Since CNTR began advocating for this program during its annual trips to Washington, $30 million has been appropriated to establish and run a trauma clinical trials network that can respond to Department of Defense task orders for needed research.

“Our initial request of Congress in 2015 was for funding of a coordinated, multi-institutional, clinical research network to advance experience with and study of military relevant topics in trauma care and trauma systems,” explained Dr. William Cioffi, co-chair of CNTR. “Because many of the injuries seen on the battlefield also affect civilians, such a military-civilian partnership is ideal.”

Dr.

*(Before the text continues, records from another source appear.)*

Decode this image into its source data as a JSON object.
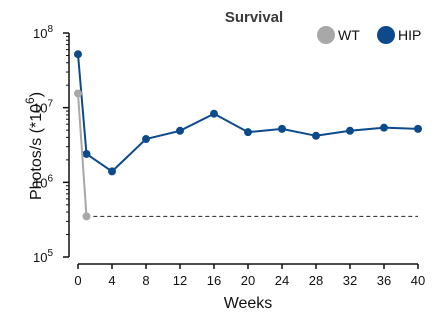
{
  "chart_data": {
    "type": "line",
    "title": "Survival",
    "xlabel": "Weeks",
    "ylabel_main": "Photos/s (*10",
    "ylabel_exp": "6",
    "ylabel_close": ")",
    "yscale": "log",
    "xlim": [
      0,
      40
    ],
    "ylim": [
      100000,
      100000000
    ],
    "x_ticks": [
      0,
      4,
      8,
      12,
      16,
      20,
      24,
      28,
      32,
      36,
      40
    ],
    "y_ticks": [
      {
        "value": 100000,
        "base": "10",
        "exp": "5"
      },
      {
        "value": 1000000,
        "base": "10",
        "exp": "6"
      },
      {
        "value": 10000000,
        "base": "10",
        "exp": "7"
      },
      {
        "value": 100000000,
        "base": "10",
        "exp": "8"
      }
    ],
    "threshold": {
      "y": 350000,
      "style": "dashed"
    },
    "legend_position": "top-right",
    "series": [
      {
        "name": "WT",
        "color": "#a8a8a8",
        "x": [
          0,
          1
        ],
        "y": [
          15500000,
          350000
        ]
      },
      {
        "name": "HIP",
        "color": "#0d4a8c",
        "x": [
          0,
          1,
          4,
          8,
          12,
          16,
          20,
          24,
          28,
          32,
          36,
          40
        ],
        "y": [
          52000000,
          2400000,
          1400000,
          3800000,
          4900000,
          8300000,
          4700000,
          5200000,
          4200000,
          4900000,
          5400000,
          5200000
        ]
      }
    ]
  }
}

Patrick Downes, a Boston Marathon bombing survivor and trauma research advocate, is witness to the power of military-civilian collaboration that the clinical trials network represents. “My wife, Jessica, and I were fortunate enough to gain access to the incredible services and expertise at Walter Reed National Military Medical Center,” said Dr. Downes, who lost a leg. “The trauma care system is at its best when civilian medicine learns from military medicine, and vice versa.”

The Coalition for National Trauma Research comprises the country’s five leading trauma societies — the American Association for the Surgery of Trauma, National Trauma Institute, American College of Surgeons’ Committee on Trauma, Eastern Association for the Surgery of Trauma and Western Trauma Association. The coalition speaks for more than 6,000 professionals in surgical fields and settings who see first-hand the toll that traumatic injury takes on our society and know that we can do better.